L’acteur Yves Afonso est mort le 21 janvier à Paris. Sa ressemblance avec Jean-Paul Belmondo a sans doute entravé sa carrière et il est devenu l’un de ces seconds rôles marquants du cinéma français auxquels le toulousain Serge Regourd a rendu hommage dans deux livres. Afonso a tourné avec Godard, Tavernier, Lelouch, Boisset, Pascal Thomas… Dans Uranus de Claude Berri et Les Arcandiers de Manuel Sanchez, il signe des apparitions inoubliables. L’année 1986 vit la sortie sur les écrans de Maine Océan de Jacques Rozier et de Double messieurs de Jean-François Stévenin dans lesquels Afonso tient – pour une fois – des premiers rôles.
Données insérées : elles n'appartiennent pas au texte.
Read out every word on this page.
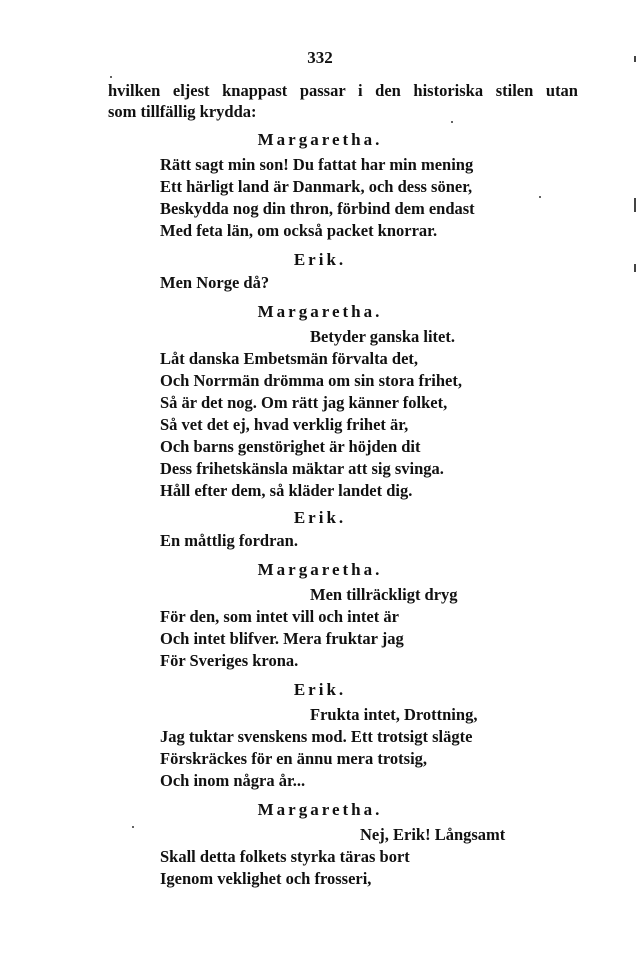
332
hvilken eljest knappast passar i den historiska stilen utan
som tillfällig krydda:
Margaretha.
Rätt sagt min son! Du fattat har min mening
Ett härligt land är Danmark, och dess söner,
Beskydda nog din thron, förbind dem endast
Med feta län, om också packet knorrar.
Erik.
Men Norge då?
Margaretha.
Betyder ganska litet.
Låt danska Embetsmän förvalta det,
Och Norrmän drömma om sin stora frihet,
Så är det nog. Om rätt jag känner folket,
Så vet det ej, hvad verklig frihet är,
Och barns genstörighet är höjden dit
Dess frihetskänsla mäktar att sig svinga.
Håll efter dem, så kläder landet dig.
Erik.
En måttlig fordran.
Margaretha.
Men tillräckligt dryg
För den, som intet vill och intet är
Och intet blifver. Mera fruktar jag
För Sveriges krona.
Erik.
Frukta intet, Drottning,
Jag tuktar svenskens mod. Ett trotsigt slägte
Förskräckes för en ännu mera trotsig,
Och inom några år...
Margaretha.
Nej, Erik! Långsamt
Skall detta folkets styrka täras bort
Igenom veklighet och frosseri,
Double messieurs est l’un de mes films préférés. J’ai dû le voir entre vingt-cinq et trente fois. Chaque vision me révèle un détail, un mot ou une image qui m’avaient échappé. Quelle beauté, quelle poésie, quelle drôlerie, quelle mélancolie… On retrouve Afonso dans Mischka, troisième long-métrage réalisé par Stévenin et sorti en 2000. Voici quelques années, j’avais eu le privilège de rencontrer Yves Afonso. Il était quelques jours à Toulouse pour le tournage de Cruel, premier film réalisé par Eric Cherrière.
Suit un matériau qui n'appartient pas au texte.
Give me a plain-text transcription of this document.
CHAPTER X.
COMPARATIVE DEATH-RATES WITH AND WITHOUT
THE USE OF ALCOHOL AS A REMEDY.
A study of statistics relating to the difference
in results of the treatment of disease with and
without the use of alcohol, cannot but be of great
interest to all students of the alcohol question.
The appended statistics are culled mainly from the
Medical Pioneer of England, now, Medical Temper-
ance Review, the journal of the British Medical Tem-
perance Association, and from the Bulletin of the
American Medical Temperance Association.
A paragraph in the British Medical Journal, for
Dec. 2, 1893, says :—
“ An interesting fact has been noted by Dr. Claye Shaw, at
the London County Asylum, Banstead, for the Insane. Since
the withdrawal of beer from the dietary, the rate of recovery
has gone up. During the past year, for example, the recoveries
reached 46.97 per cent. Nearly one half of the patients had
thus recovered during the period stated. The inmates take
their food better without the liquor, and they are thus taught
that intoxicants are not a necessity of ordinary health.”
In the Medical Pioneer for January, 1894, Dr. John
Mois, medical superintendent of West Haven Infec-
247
Grâce à Eric et à sa compagne Isabelle Desesquelles, j’avais donc enfin rencontré ce comédien dont je savais les répliques de Double messieurs par cœur. Après être allé le chercher à son hôtel de la rue Raymond IV, nous avions déjeuné au Tire-Bouchon, par ailleurs l’un des lieux de tournage de Cruel. Puis, nous dérivâmes gentiment dans la ville avant d’échouer en fin d’après-midi au pub Melting Pot du boulevard de Strasbourg. La conversation se poursuivit de films en livres en passant par des héros disparus ou des épisodes qui avaient fait la France, du moins une certaine idée de la France. J’avais le sentiment de connaître Yves Afonso depuis très longtemps. Les silences ne pesaient pas entre nous. À un moment, il me dit « Là, on est chez nous… C’est chez nous ça… » à propos de ce musée disparate fait d’œuvres, d’êtres, de valeurs, de fantômes et de présences très concrètes que nous avions convoqués. Nous promîmes de nous revoir à Paris, ce qui n’advint pas. Yves Afonso était de ces artistes instinctifs et réfléchis à la fois, blessés avec discrétion. Il va nous manquer. Cette chronique futile lui est dédiée.